Investigating over 44,000 campaigns in 17 countries, including 3,400 in the UK, run between April and June this year, measurement company Nielsen found that success rate varied across regions, with Britain performing worse than Germany (58%) and Italy (57%), but better than France (43%).
Nielsen’s Digital Ad Ratings service, which measures the performance of apps, websites and online services, believes the fluctuation in success rates to be affected by factors such as demographics, device and industry.
Nielsen’s marketing effectiveness director in the UK and Ireland Barney Farmer found the results to be far from ideal.
“Although 100% accuracy is likely to remain a pipe dream, a school report on digital technology’s ability to hit specific audiences might read ‘could do better’,” he said.
In terms of sector-by-sector analysis, travel, entertainment, and business and customer services currently lead the way in Britain; reaching over half of the groups of people of the age and gender intended (66%, 64% and 63% respectively), while retail (42%) and fast-moving consumer goods (40%) are at the tail end of the list.
Taking into account demographics, the study found that the success rate is best when targeting 35-64 year olds (58%) and worst for 25-44 year olds (38%).
The choice of device also affects performance.

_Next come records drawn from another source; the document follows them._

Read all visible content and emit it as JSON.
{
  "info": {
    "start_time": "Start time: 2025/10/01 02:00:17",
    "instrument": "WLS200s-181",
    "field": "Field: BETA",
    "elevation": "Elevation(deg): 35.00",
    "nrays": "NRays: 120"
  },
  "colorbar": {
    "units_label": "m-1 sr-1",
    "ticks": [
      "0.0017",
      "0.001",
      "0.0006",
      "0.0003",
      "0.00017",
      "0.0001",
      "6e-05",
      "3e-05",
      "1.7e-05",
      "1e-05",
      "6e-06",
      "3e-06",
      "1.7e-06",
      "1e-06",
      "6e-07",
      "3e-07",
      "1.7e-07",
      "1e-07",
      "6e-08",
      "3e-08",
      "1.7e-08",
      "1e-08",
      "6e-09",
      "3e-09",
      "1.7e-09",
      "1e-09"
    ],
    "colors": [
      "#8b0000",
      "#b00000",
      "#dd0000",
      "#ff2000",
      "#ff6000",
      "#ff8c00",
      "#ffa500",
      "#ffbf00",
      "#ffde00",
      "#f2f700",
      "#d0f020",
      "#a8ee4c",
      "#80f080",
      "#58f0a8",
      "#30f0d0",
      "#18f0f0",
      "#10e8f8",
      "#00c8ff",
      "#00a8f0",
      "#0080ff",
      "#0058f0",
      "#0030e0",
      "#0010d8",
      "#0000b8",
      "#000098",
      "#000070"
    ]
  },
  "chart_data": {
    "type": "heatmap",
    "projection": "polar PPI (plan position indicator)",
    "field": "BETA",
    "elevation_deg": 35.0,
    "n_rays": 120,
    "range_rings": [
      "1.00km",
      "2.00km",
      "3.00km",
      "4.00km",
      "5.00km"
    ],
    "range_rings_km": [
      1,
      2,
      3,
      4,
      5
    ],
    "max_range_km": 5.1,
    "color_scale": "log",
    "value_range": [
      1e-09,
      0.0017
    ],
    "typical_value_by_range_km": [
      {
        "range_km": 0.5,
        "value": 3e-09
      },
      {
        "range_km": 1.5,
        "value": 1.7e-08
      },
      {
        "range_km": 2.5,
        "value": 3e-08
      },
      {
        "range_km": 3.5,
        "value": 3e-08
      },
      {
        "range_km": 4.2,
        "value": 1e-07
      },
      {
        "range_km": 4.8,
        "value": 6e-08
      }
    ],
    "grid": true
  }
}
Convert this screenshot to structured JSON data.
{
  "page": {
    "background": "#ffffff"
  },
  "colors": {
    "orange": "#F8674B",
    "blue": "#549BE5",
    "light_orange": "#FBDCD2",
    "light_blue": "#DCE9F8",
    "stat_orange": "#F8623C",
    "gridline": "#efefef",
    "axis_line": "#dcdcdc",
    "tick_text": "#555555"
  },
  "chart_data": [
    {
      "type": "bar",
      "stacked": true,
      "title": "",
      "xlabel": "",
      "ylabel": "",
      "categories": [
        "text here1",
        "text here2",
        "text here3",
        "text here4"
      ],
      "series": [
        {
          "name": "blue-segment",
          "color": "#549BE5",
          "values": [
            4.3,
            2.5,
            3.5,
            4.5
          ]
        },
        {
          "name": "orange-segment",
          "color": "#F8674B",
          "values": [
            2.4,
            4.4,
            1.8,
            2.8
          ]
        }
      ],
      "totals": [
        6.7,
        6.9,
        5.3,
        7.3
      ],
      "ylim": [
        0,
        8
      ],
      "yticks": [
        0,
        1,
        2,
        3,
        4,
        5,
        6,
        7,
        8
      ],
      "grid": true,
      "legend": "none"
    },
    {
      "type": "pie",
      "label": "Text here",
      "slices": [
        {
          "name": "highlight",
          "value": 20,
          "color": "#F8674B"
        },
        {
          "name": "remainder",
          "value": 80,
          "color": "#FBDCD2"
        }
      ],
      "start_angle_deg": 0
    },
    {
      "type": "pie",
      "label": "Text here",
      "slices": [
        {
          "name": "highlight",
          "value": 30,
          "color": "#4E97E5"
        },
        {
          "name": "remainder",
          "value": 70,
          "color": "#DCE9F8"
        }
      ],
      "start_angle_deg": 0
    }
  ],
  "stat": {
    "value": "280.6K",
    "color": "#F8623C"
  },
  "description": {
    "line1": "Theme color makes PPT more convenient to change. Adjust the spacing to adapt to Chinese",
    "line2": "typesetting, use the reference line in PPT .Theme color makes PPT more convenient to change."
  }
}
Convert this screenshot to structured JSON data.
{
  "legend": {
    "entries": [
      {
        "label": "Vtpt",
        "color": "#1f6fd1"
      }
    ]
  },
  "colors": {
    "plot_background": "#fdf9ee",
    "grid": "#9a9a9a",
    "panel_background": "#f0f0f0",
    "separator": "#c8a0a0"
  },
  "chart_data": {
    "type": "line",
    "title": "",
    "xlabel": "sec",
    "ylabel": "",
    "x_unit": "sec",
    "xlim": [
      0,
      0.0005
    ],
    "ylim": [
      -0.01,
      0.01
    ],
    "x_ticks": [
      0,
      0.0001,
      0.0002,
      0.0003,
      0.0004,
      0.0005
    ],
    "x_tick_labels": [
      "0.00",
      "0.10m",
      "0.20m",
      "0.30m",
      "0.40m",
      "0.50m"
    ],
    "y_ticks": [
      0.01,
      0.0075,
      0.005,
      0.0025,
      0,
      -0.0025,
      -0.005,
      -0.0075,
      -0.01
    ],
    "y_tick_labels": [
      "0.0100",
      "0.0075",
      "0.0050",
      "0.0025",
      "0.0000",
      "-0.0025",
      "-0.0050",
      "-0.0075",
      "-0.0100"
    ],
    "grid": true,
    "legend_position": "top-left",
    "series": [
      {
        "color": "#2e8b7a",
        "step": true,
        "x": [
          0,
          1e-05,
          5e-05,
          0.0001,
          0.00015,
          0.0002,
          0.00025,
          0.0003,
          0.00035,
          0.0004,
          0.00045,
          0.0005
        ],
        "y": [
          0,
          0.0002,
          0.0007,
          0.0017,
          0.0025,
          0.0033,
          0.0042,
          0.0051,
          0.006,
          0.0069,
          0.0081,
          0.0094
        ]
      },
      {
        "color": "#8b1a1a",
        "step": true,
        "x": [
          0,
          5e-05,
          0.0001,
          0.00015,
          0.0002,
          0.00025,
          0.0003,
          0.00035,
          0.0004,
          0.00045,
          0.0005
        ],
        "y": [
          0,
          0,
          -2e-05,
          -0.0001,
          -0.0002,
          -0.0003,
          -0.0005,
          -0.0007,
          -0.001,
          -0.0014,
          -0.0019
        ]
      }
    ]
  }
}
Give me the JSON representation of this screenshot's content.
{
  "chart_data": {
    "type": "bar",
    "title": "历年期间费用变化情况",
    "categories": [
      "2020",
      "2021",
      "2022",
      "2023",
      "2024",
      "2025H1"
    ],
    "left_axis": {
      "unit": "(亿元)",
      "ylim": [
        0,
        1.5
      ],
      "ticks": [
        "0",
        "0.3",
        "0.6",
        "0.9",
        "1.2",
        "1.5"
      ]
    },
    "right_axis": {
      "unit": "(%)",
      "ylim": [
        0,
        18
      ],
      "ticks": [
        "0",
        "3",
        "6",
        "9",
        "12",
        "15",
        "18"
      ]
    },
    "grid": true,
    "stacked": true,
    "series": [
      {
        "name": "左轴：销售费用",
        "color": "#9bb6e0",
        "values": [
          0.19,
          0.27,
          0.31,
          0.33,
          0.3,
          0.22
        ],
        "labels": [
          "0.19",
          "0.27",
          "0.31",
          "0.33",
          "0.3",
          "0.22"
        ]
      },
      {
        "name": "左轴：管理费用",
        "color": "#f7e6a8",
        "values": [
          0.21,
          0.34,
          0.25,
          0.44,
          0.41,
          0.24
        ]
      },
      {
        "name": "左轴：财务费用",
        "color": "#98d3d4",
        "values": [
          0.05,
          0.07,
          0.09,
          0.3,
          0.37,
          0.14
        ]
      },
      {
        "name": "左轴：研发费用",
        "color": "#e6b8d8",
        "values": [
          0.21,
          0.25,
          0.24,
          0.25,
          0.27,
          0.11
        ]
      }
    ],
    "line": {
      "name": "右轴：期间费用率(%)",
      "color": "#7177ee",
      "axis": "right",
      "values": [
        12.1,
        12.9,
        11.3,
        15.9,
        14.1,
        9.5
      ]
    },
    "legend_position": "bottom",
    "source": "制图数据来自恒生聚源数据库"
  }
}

Reaching users works equally well for both desktop and mobile campaigns when targeting broad audiences (53% and 52% respectively), but if the intended group is more narrow, mobile campaigns get better results.
The report has also concluded that campaigns bought directly from a publisher perform slightly better (55%) than those acquired via a third-party platform (52%).
In sharing this kind of data for the first time, Nielsen is aiming to improve transparency in the advertising space.
According to Farmer, there should be more visibility for both advertisers and agencies about the performance of their campaigns from independent third parties, rather than publishers.
“At the moment, there’s plenty of reporting on standard delivery – such as amount of impressions and level of viewability – but nowhere near enough about who campaigns actually reached,” he added.
Although the results leave much to be desired, Farmer is confident the success rates are increasing “all the time” and mobile in particular should see better performance in the future as it reaches narrower audiences and further builds its prominence as “the most highly-personal ad medium”.